Calculating the cost of college should be more about assessing the value of a bachelor’s degree than simply looking at the tuition and fees charged for attendance. Even so, many students and their parents aren’t exactly sure how to measure the costs of such a program and turn them into a value proposition. So many metrics are associated with college attendance and the costs charged to students that this can seem like a daunting task, and the added value of things like degree prestige, networking opportunities, and honor societies, are all quite hard to quantify. Here’s what to know when determining the value of an undergraduate program.
Start with the Real Numbers: Cost, Retention, Graduation
The first thing to understand about college attendance is that there are real numbers that can help clarify the quality and value of any school’s programs. First and foremost, students and their parents need to look at the cost of attendance. This cost should include, the tuition rate for full-time attendance, applicable room and board charges, per-semester fees and surcharges, and the average cost of textbooks for two semesters per year. This calculated cost will always seem daunting, but it’s worth comparing several schools to get an idea of average and acceptable costs for the program.
Next, look at the retention rate of first-year students as well as the percentage of first-year students who graduate from the same school within six years of initial enrollment. High percentages tend to correlate with high quality and high value, while the opposite is also true. With these metrics in mind, it’s time to consider the subjective indicators of degree value.
How Big is the Alumni Association?
Part of a school’s value is derived from its alumni, who often network professionally and support each other through employment and promotion at various companies. A large and active alumni association adds real value to the degree that keeps on working on the student’s behalf for the rest of their lives in the workforce. Of course, the opposite is also true: A lackluster alumni association indicates poor involvement of graduates and a potentially more challenging time in the “real world’ for students who stay at the school through graduation.
What Opportunities Are There to Get Involved?
One of the key ways for students to build a strong resume, and therefore increase the value of their degree program, is to get involved in on-campus organizations and honor societies. These activities are about more than simply listing them on a resume, however: They’re also about networking and making friends who will work together later in life. An active campus life, with professional organizations, social organizations, and honor societies, will benefit students dramatically and indicate a degree program with a better overall value.

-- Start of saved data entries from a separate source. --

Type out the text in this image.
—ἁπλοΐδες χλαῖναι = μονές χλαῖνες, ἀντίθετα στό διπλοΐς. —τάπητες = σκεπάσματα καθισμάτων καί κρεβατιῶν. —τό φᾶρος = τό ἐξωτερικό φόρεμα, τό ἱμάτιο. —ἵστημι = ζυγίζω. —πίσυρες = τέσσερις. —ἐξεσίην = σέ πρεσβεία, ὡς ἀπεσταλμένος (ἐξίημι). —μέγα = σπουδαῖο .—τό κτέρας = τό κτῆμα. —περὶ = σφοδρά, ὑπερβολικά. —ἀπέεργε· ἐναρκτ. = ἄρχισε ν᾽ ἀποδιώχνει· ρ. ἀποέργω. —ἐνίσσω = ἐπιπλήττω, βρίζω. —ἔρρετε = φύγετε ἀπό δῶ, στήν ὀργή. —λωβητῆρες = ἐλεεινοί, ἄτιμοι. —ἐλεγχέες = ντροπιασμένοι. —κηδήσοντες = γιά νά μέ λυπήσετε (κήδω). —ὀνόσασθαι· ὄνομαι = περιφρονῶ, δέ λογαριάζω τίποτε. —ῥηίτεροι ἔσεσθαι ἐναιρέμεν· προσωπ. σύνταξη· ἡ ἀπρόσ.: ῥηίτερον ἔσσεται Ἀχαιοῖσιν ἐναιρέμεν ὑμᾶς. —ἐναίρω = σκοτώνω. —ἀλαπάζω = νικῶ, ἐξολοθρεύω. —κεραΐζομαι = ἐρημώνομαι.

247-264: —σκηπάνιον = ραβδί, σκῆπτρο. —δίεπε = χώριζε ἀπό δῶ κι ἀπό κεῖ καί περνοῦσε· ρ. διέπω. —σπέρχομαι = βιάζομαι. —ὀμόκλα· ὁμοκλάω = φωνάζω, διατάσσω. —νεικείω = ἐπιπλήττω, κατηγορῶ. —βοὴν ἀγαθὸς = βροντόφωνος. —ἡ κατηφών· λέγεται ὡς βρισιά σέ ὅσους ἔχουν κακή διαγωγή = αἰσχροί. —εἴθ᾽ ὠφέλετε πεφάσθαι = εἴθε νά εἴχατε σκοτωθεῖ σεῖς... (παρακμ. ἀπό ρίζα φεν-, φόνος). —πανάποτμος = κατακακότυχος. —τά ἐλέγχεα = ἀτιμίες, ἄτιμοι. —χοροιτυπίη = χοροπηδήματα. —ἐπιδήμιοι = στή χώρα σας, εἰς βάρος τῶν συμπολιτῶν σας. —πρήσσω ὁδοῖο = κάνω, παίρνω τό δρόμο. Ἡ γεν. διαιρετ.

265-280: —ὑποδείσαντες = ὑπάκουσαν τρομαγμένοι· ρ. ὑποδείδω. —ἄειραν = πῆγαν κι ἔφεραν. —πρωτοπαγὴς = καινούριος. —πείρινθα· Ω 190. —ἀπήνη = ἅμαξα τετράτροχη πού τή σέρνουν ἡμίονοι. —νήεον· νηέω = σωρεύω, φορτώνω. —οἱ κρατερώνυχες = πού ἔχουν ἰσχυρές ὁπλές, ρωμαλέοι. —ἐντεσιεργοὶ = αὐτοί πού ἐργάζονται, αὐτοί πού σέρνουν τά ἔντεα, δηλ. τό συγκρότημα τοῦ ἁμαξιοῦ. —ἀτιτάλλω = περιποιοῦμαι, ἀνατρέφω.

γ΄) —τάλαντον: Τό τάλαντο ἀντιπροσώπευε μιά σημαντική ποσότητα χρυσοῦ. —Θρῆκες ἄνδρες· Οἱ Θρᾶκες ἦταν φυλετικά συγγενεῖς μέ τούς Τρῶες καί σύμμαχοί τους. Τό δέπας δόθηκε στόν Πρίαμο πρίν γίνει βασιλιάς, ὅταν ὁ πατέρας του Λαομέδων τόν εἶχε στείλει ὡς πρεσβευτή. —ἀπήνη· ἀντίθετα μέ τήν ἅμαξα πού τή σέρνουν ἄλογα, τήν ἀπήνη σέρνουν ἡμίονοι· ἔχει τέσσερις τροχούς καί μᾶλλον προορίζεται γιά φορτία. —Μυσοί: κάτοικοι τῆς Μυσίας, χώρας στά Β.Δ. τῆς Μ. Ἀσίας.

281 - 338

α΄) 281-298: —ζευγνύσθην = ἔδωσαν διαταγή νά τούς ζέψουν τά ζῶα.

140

What is the School’s Reputation with Employers?
This can be hard to assess, but an online search will help clarify whether employers respect and hire graduates from the school. Some schools have earned great reputation for producing highly competent graduates that add real value to their organizations after graduation. As a result, the school’s brand is more powerful and the student enjoys a greater value after graduation compared with the price paid during enrollment.
It can be hard to quantify how much a bachelor’s degree is worth, both in terms of value and lifetime compensation. Thanks to online databases, student review sites, and the ability to search scholarly resources online, however, it has never been easier to find the exact value of a bachelor’s degree at virtually every institution of higher learning.